The important strengths of this study are its: 1) large African American community-based cohort, 2) rich psychosocial assessment data to assess both functional and structural social support in CKD, and 3) longitudinal measures of kidney function. Despite these strengths, our study has its limitations. First, the cross-sectional study design limits our ability to make any causal or temporal inference about the association of social support, specifically self-esteem, with prevalent CKD. For models of eGFR decline, we restricted the analytic cohort to participants with baseline CKD, diabetes, or hypertension. While those comorbidities are important risk factors for eGFR decline, these comorbidities may have concealed an association of social support with eGFR decline. Also, we used social support measures that have not been formally validated to confirm the best cutoff for low social support.
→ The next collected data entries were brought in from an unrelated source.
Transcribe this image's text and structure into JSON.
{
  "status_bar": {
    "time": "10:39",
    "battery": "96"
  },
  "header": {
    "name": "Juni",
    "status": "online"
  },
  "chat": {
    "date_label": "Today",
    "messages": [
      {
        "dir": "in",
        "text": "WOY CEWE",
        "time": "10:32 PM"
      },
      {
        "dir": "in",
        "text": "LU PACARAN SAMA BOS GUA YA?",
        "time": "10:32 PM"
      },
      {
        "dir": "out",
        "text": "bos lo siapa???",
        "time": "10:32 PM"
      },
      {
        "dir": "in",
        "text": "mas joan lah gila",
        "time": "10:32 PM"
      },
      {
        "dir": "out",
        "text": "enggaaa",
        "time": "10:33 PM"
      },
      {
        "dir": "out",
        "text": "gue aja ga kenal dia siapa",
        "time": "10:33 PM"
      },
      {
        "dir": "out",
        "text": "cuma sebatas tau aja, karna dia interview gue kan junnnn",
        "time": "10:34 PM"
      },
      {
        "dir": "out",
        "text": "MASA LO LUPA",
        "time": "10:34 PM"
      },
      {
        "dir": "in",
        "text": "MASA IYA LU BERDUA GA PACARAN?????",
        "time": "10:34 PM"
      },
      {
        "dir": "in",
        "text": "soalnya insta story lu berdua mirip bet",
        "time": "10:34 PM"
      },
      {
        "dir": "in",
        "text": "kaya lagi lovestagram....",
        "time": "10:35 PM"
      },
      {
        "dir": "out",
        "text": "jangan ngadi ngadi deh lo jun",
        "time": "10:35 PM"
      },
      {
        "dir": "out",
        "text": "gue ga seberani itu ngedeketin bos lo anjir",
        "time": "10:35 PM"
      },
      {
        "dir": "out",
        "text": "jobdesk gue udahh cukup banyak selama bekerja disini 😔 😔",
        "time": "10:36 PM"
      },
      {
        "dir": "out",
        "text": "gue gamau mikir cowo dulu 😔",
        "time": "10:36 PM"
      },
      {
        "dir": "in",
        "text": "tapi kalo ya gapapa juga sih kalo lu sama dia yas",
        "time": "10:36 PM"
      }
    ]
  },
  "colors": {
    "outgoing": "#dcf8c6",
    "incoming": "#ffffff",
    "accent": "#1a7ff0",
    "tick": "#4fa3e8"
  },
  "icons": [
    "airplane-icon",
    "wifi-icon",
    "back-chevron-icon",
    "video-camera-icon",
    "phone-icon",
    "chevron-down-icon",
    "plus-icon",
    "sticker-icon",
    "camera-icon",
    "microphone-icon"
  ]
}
Despite this limitation, these variables as continuous measures did not demonstrate an association with kidney function outcomes. We were unable to account for unmeasured confounders, such as changes in health status and social support over time. It is plausible that lack of association in those models may be explained, in part, by an increase in perceived social support in the time between research visits and/or limited sample size. Last, we examined data from research volunteers so these findings have limited generalizability to all African Americans.